Gli ossari riportavano incisioni con i nomi dei defunti, presumibilmente appartenenti alla stessa famiglia oppure a uno stesso gruppo etnico. Le iscrizioni sono quasi tutte in lingua greca e i nomi decifrati sono poco diffusi in Giudea, ma più comuni tra le popolazioni ebree originarie dell’Africa del Nord, in particolare tra gli abitanti della Cirenaica, oggi territorio libico. Non era difficile incontrare, nella Giudea del primo secolo, famiglie originarie della Cirenaica che vivevano stabilmente a Gerusalemme o nei suoi dintorni. Due ossari riportano il nome “Simone”: uno reca l’iscrizione “Sara (figlia) di Simone da Tolemaide”, località della Cirenaica, l’altro “Alessandro (figlio) di Simone”.
Fermiamo un momento il racconto della scoperta della tomba e chiediamoci: ci dice qualcosa il nome “Simone il Cireneo, padre di Alessandro e Rufo”?
Sembrerebbe di sì: gli evangelisti cristiani Matteo e Luca indicano, per l’appunto, il personaggio di Simone come colui che aiutò Gesù a portare la croce fino al luogo della Crocifissione.
Terza stranezza: se immaginiamo di attribuire a Simone e alla sua famiglia la tomba della valle del Cedron, come mai nel sepolcro non c’è traccia degli ossari di Simone stesso e di suo figlio Rufo? Perché i due studiosi non hanno reso pubblica la scoperta del sepolcro? Perché Avigad ha aspettato il 1962 per farlo, nove anni dopo la morte del suo maestro e ben 21 anni dopo la scoperta?
Probabilmente la tomba è stata considerata di minore importanza. Si può anche immaginare che gli studiosi abbiano volutamente taciuto su un possibile collegamento della tomba con i Vangeli cristiani per motivi di opportunità.
Questa tesi costituisce la mia personale ipotesi che, beninteso, è quella di un creatore di storie e certo non quella di un addetto ai lavori.
Oggi i protagonisti di questa storia non sono più in vita per cui, con tutta probabilità, la vicenda manterrà per sempre le sue domande e le sue stranezze. Non sappiamo neanche, a quanto mi risulta, che fine abbia fatto il sepolcro.

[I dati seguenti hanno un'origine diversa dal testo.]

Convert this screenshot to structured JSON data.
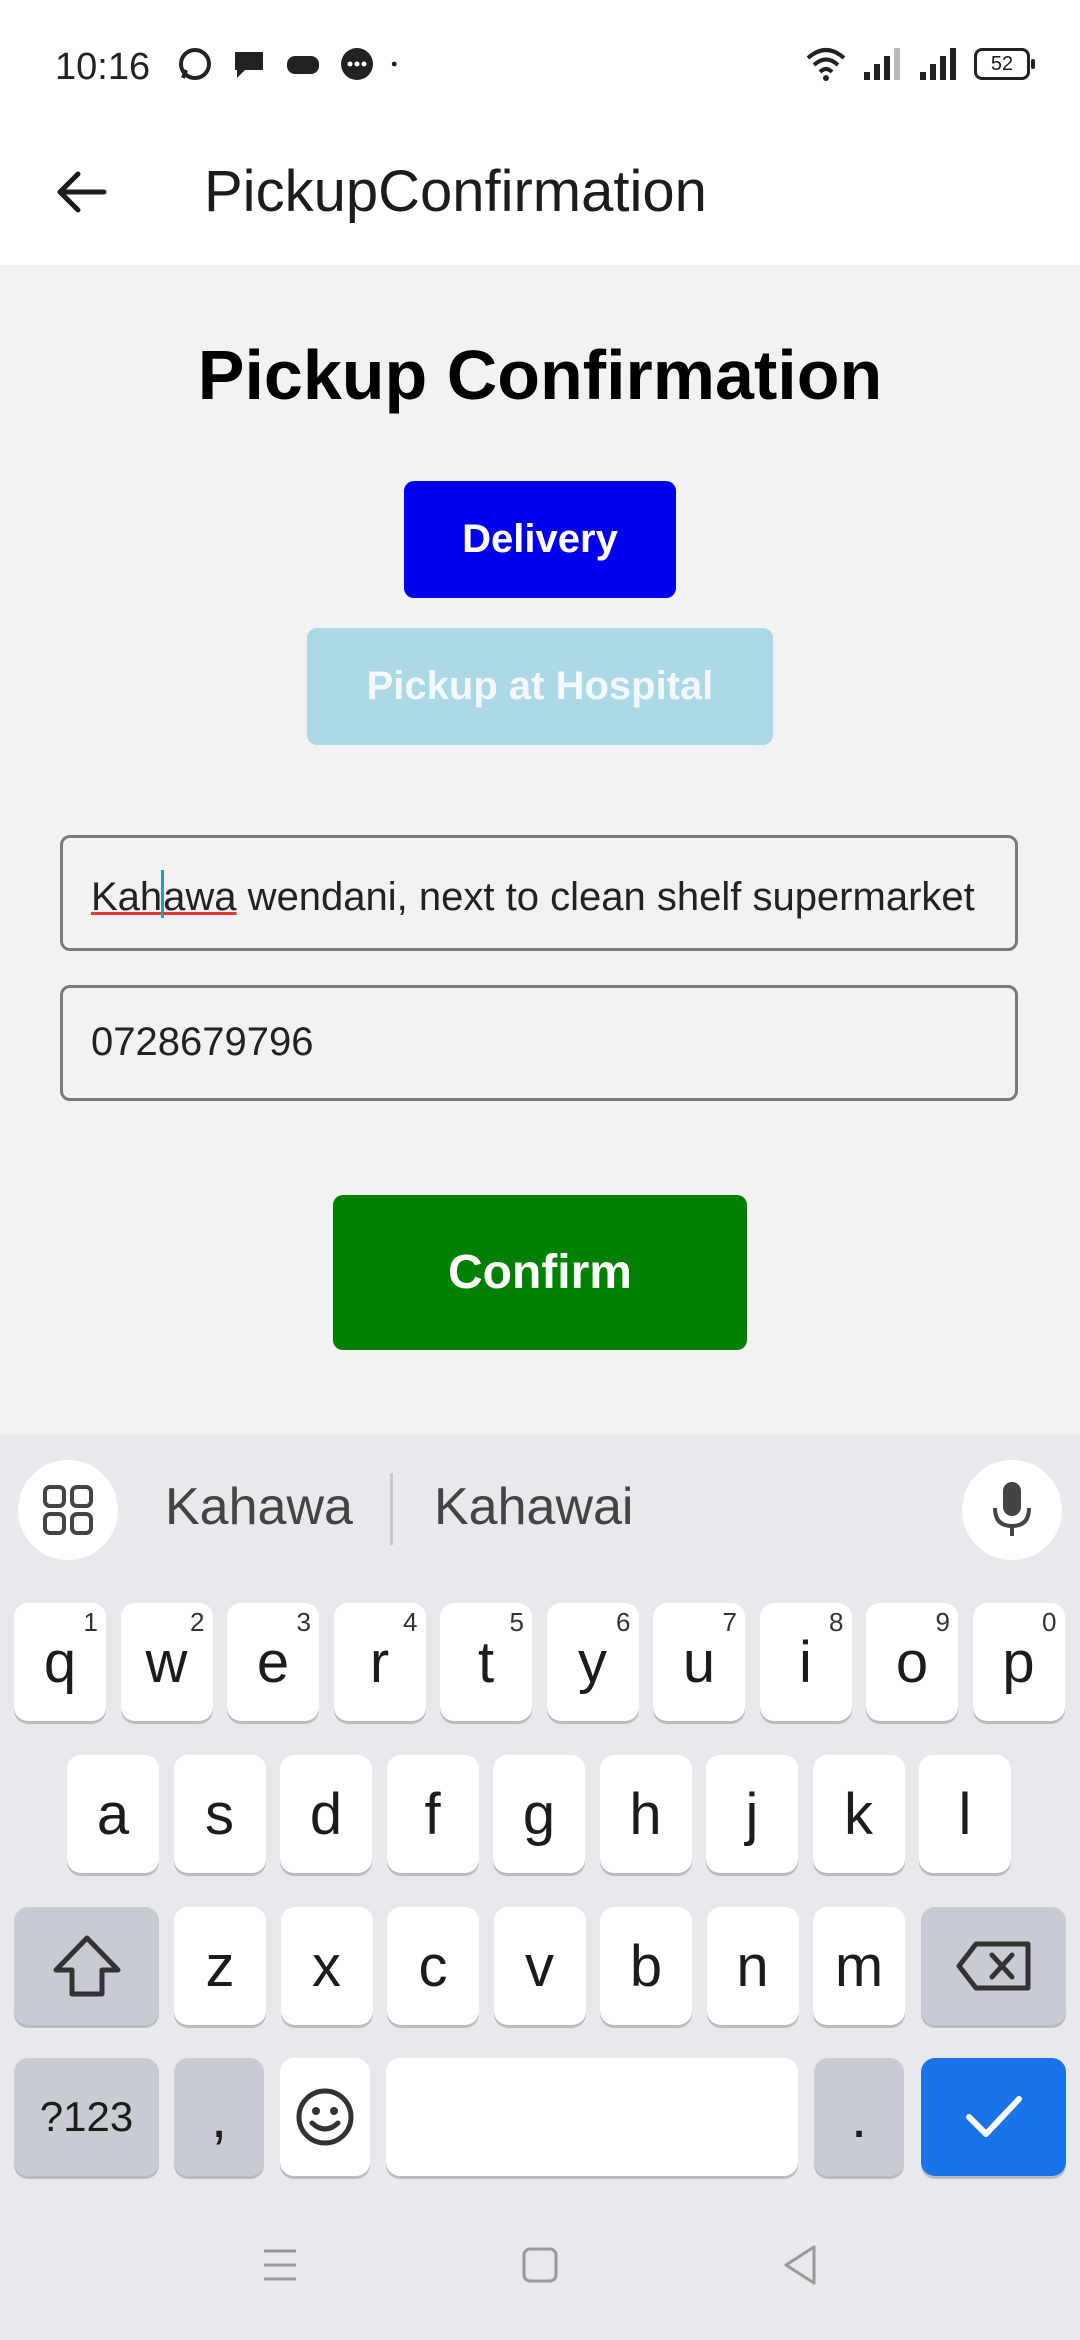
{
  "status_bar": {
    "time": "10:16",
    "battery": "52"
  },
  "app_bar": {
    "title": "PickupConfirmation"
  },
  "page": {
    "heading": "Pickup Confirmation",
    "delivery_label": "Delivery",
    "pickup_label": "Pickup at Hospital",
    "address": {
      "before_cursor": "Kah",
      "after_cursor": "awa",
      "rest": " wendani, next to clean shelf supermarket"
    },
    "phone": "0728679796",
    "confirm_label": "Confirm"
  },
  "colors": {
    "delivery": "#0000ee",
    "pickup": "#add8e6",
    "confirm": "#008000",
    "keyboard_action": "#1a73e8"
  },
  "keyboard": {
    "suggestions": [
      "Kahawa",
      "Kahawai"
    ],
    "row1": [
      {
        "k": "q",
        "n": "1"
      },
      {
        "k": "w",
        "n": "2"
      },
      {
        "k": "e",
        "n": "3"
      },
      {
        "k": "r",
        "n": "4"
      },
      {
        "k": "t",
        "n": "5"
      },
      {
        "k": "y",
        "n": "6"
      },
      {
        "k": "u",
        "n": "7"
      },
      {
        "k": "i",
        "n": "8"
      },
      {
        "k": "o",
        "n": "9"
      },
      {
        "k": "p",
        "n": "0"
      }
    ],
    "row2": [
      "a",
      "s",
      "d",
      "f",
      "g",
      "h",
      "j",
      "k",
      "l"
    ],
    "row3": [
      "z",
      "x",
      "c",
      "v",
      "b",
      "n",
      "m"
    ],
    "symbols": "?123",
    "comma": ",",
    "period": "."
  }
}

Uno studioso americano, che per ultimo si è occupato della tomba dei Cirenei all’inizio degli anni duemila, ipotizza con un pizzico di ironia che ci abbiano costruito sopra un bel condominio.
Per tutte le altre domande, quelle cioè sulla effettiva attribuzione della tomba al Cireneo Simone, mi rimetto alla Storia, quella con la S maiuscola, e alle piccole storie di uomini, come quelle che ho voluto raccontare nel mio romanzo: la storia di una famiglia vissuta nel primo secolo, quella di due studiosi ebrei contemporanei e, infine, quella di una tomba scoperta nel 1941. Una cosa, per certo, ho imparato dallo studio di questa vicenda: gli archeologi di tutto il mondo, come ho scritto nella dedica, hanno un compito arduo, tanto importante quanto difficile da assolvere: raccontare il nostro passato con lo scopo di capire il presente e immaginare il futuro.